"There is nothing like a holiday with extended family to turn the sexiest couple into two camp counselors supervising meal prep, emotional outbursts, and whatever conflict arises when somebody's aunt or uncle decides to share their thoughts on the state of the world. You're not imagining it: nothing shuts down erotic energy faster than slipping back into your childhood role the moment your mother asks where the good napkins are."
"Holidays tend to meld us back into the undifferentiated soup of our family of origin's particular flavor of dysfunction. Everyone unconsciously becomes a slightly younger, slightly needier version of themselves. You might feel like the competent oldest daughter again. He might start behaving like the "good son" who fetches folding chairs. This dynamic is great for making sure dinner gets on the table, but terrible for maintaining the erotic charge between you."

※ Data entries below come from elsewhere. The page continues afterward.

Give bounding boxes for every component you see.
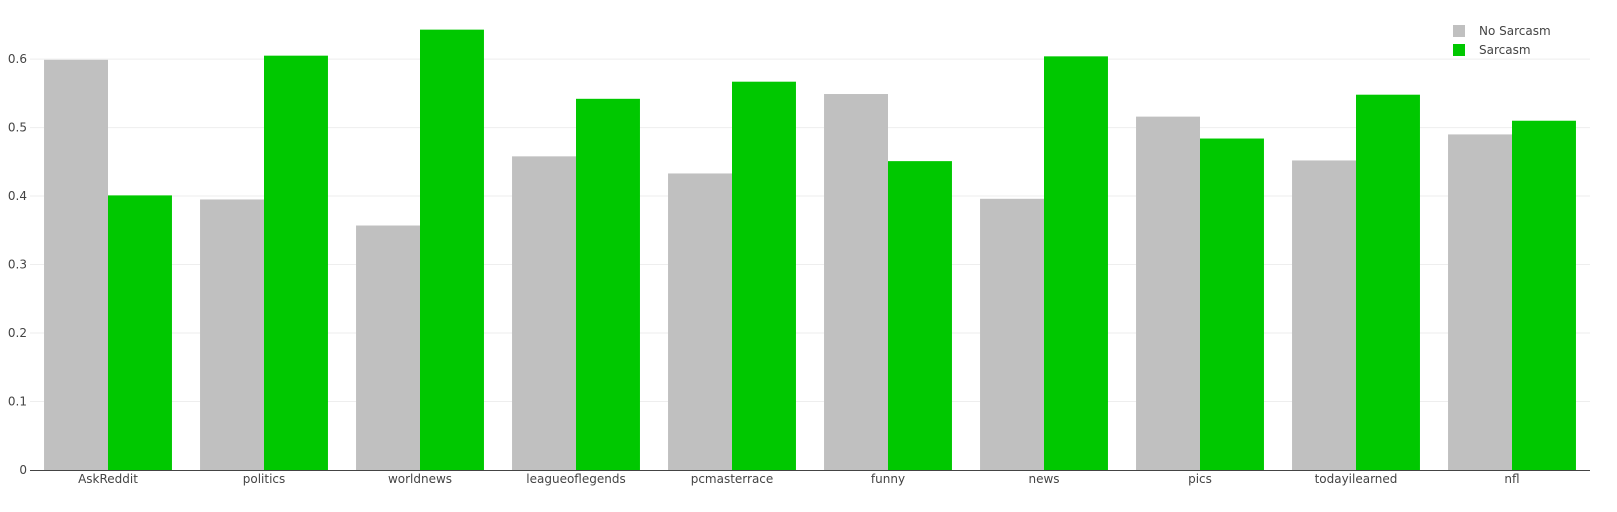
- bar-funny-sarcasm[interactable]: [888, 161, 952, 470]
- bar-pics-no-sarcasm[interactable]: [1136, 116, 1200, 471]
- legend-item-no-sarcasm[interactable]: No Sarcasm: [1453, 24, 1551, 38]
- bar-todayilearned-sarcasm[interactable]: [1356, 94, 1420, 470]
- legend-label: Sarcasm: [1479, 43, 1531, 57]
- x-tick-label: leagueoflegends: [526, 472, 625, 486]
- y-tick-label: 0: [19, 463, 27, 477]
- x-tick-label: news: [1028, 472, 1059, 486]
- legend-swatch: [1453, 44, 1465, 56]
- legend-swatch: [1453, 25, 1465, 37]
- bar-askreddit-sarcasm[interactable]: [108, 195, 172, 470]
- x-tick-label: pics: [1188, 472, 1212, 486]
- bar-leagueoflegends-sarcasm[interactable]: [576, 98, 640, 470]
- y-tick-label: 0.3: [8, 258, 27, 272]
- bar-worldnews-no-sarcasm[interactable]: [356, 225, 420, 470]
- x-tick-label: pcmasterrace: [691, 472, 774, 486]
- bar-todayilearned-no-sarcasm[interactable]: [1292, 160, 1356, 470]
- bar-nfl-no-sarcasm[interactable]: [1448, 134, 1512, 471]
- y-tick-label: 0.1: [8, 395, 27, 409]
- x-tick-label: nfl: [1504, 472, 1519, 486]
- x-tick-label: funny: [871, 472, 905, 486]
- y-tick-label: 0.2: [8, 326, 27, 340]
- x-tick-label: todayilearned: [1315, 472, 1398, 486]
- bar-nfl-sarcasm[interactable]: [1512, 120, 1576, 470]
- y-tick-label: 0.6: [8, 52, 27, 66]
- bar-worldnews-sarcasm[interactable]: [420, 29, 484, 470]
- bar-pics-sarcasm[interactable]: [1200, 138, 1264, 470]
- x-axis-ticks: AskReddit politics worldnews leagueoflegend…: [78, 472, 1520, 486]
- bar-askreddit-no-sarcasm[interactable]: [44, 59, 108, 470]
- legend-item-sarcasm[interactable]: Sarcasm: [1453, 43, 1531, 57]
- legend-label: No Sarcasm: [1479, 24, 1551, 38]
- bar-news-sarcasm[interactable]: [1044, 56, 1108, 470]
- x-tick-label: politics: [243, 472, 286, 486]
- bar-pcmasterrace-no-sarcasm[interactable]: [668, 173, 732, 470]
- legend[interactable]: No Sarcasm Sarcasm: [1453, 24, 1551, 57]
- bar-politics-sarcasm[interactable]: [264, 55, 328, 471]
- bars: [44, 29, 1576, 471]
- y-tick-label: 0.5: [8, 121, 27, 135]
- bar-pcmasterrace-sarcasm[interactable]: [732, 81, 796, 470]
- x-tick-label: worldnews: [388, 472, 452, 486]
- bar-news-no-sarcasm[interactable]: [980, 198, 1044, 471]
- bar-leagueoflegends-no-sarcasm[interactable]: [512, 156, 576, 470]
- x-tick-label: AskReddit: [78, 472, 138, 486]
- bar-politics-no-sarcasm[interactable]: [200, 199, 264, 471]
- y-tick-label: 0.4: [8, 189, 27, 203]
- bar-funny-no-sarcasm[interactable]: [824, 94, 888, 471]
- y-axis-ticks: 0 0.1 0.2 0.3 0.4 0.5 0.6: [8, 52, 27, 477]
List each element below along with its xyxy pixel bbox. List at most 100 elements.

Holiday gatherings often push partners back into childhood roles and family-of-origin dynamics, producing unconscious regressions into younger, needier versions of themselves. Those role shifts can make competent adults behave in caretaking or dutiful ways that prioritize logistics over intimacy. Constant togetherness with extended family yields mainly logistical interactions—coordinating meals, chores, and conflict management—rather than emotionally intimate exchanges. These patterns extinguish erotic energy and make couples feel more like siblings or co-managers than lovers, which undermines sexual desire and the ability to reconnect romantically during or immediately after the holiday period.